Incapaz de resistir, Luís inclinou-se devagar sobre ela. Foi apenas um movimento ligeiro, mas o suficiente para lhe tocar os lábios aveludados, primeiro ao de leve, como quem prova um doce, depois com sofreguidão, a gula tornada fome; eram pétalas açucaradas, gomos deliciosos que se abriam como uma flor diante do Sol. O dia fez-se noite e ambos se perderam para lá do horizonte, num paraíso de sensações e sentimentos, afogados um no outro, derretendo-se num amor incandescente. Era como se nada mais existisse no mundo; apenas havia o outro e aquele instante em que os lábios se colaram e os dois se fundiram num só.
O primeiro beijo.
VIII
"Acho que andam a pairar de nós", observou Amélia duas semanas mais tarde, logo que deu com Luís à sua espera na esquina da rua para a acompanhar no habitual percurso enamorado até ao liceu.
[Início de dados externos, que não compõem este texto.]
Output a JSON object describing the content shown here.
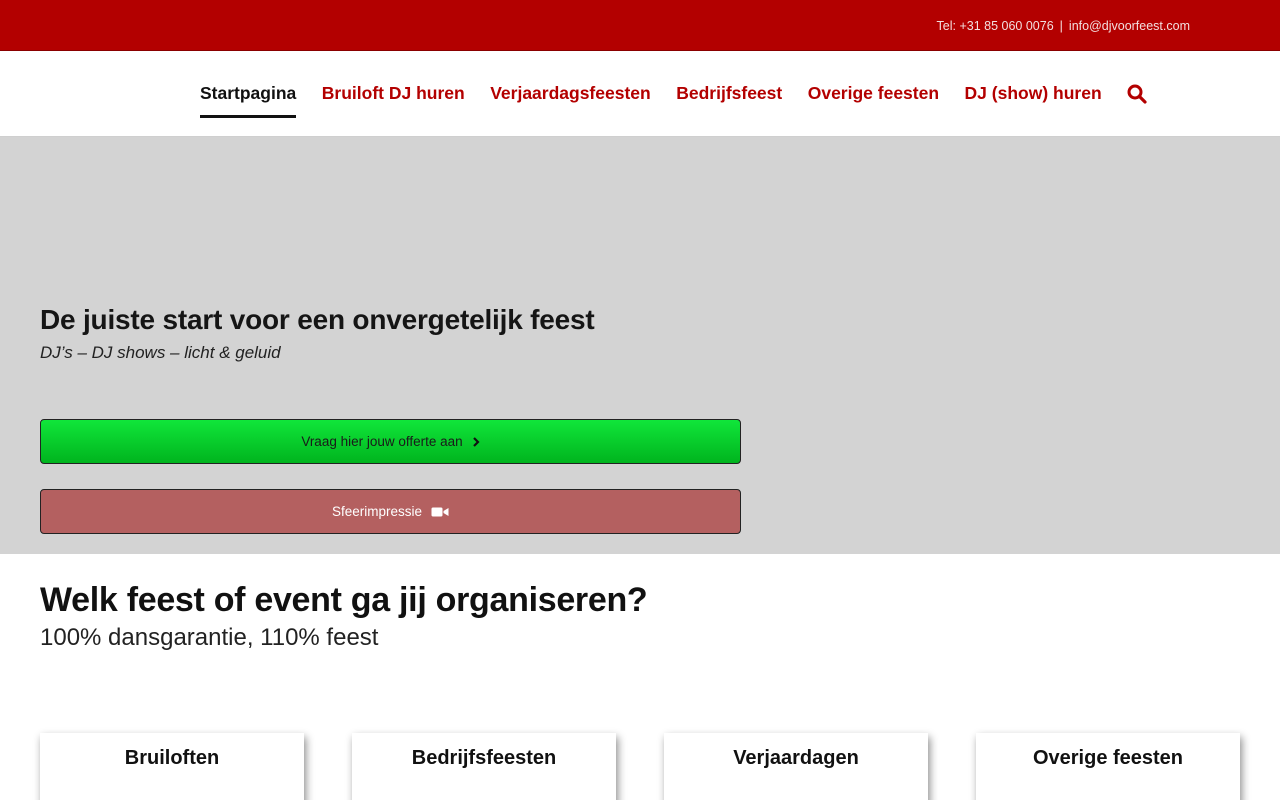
{
  "topbar": {
    "phone": "Tel: +31 85 060 0076",
    "separator": "|",
    "email": "info@djvoorfeest.com"
  },
  "nav": {
    "items": [
      {
        "label": "Startpagina",
        "active": true
      },
      {
        "label": "Bruiloft DJ huren",
        "active": false
      },
      {
        "label": "Verjaardagsfeesten",
        "active": false
      },
      {
        "label": "Bedrijfsfeest",
        "active": false
      },
      {
        "label": "Overige feesten",
        "active": false
      },
      {
        "label": "DJ (show) huren",
        "active": false
      }
    ],
    "search_icon": "search-icon"
  },
  "hero": {
    "title": "De juiste start voor een onvergetelijk feest",
    "subtitle": "DJ’s – DJ shows – licht & geluid",
    "offer_button": "Vraag hier jouw offerte aan",
    "impressie_button": "Sfeerimpressie"
  },
  "section": {
    "title": "Welk feest of event ga jij organiseren?",
    "subtitle": "100% dansgarantie, 110% feest"
  },
  "cards": [
    {
      "title": "Bruiloften"
    },
    {
      "title": "Bedrijfsfeesten"
    },
    {
      "title": "Verjaardagen"
    },
    {
      "title": "Overige feesten"
    }
  ],
  "colors": {
    "brand_red": "#b30000",
    "offer_green": "#00d42a",
    "impressie_red": "#b46060"
  }
}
O rapaz lançou um olhar inquieto pelo passeio que ela percorrera, como se tentasse descortinar se alguém a seguira.
"Quem? A tua mãe?"
"As minhas colegas."
Luís sorriu de alívio.
"Ah, essas requeijiteiras?" Encolheu os ombros, indiferente. "Estou-me bem ralando."
"Mas não estou eu."
Puseram-se os dois a caminhar rua fora, ziguezagueando por entre as poças de água abertas pela chuva que caíra durante a noite, ele de mãos mergulhadas nos bolsos para aquecer os dedos gelados, ela de luvas brancas de lã macia.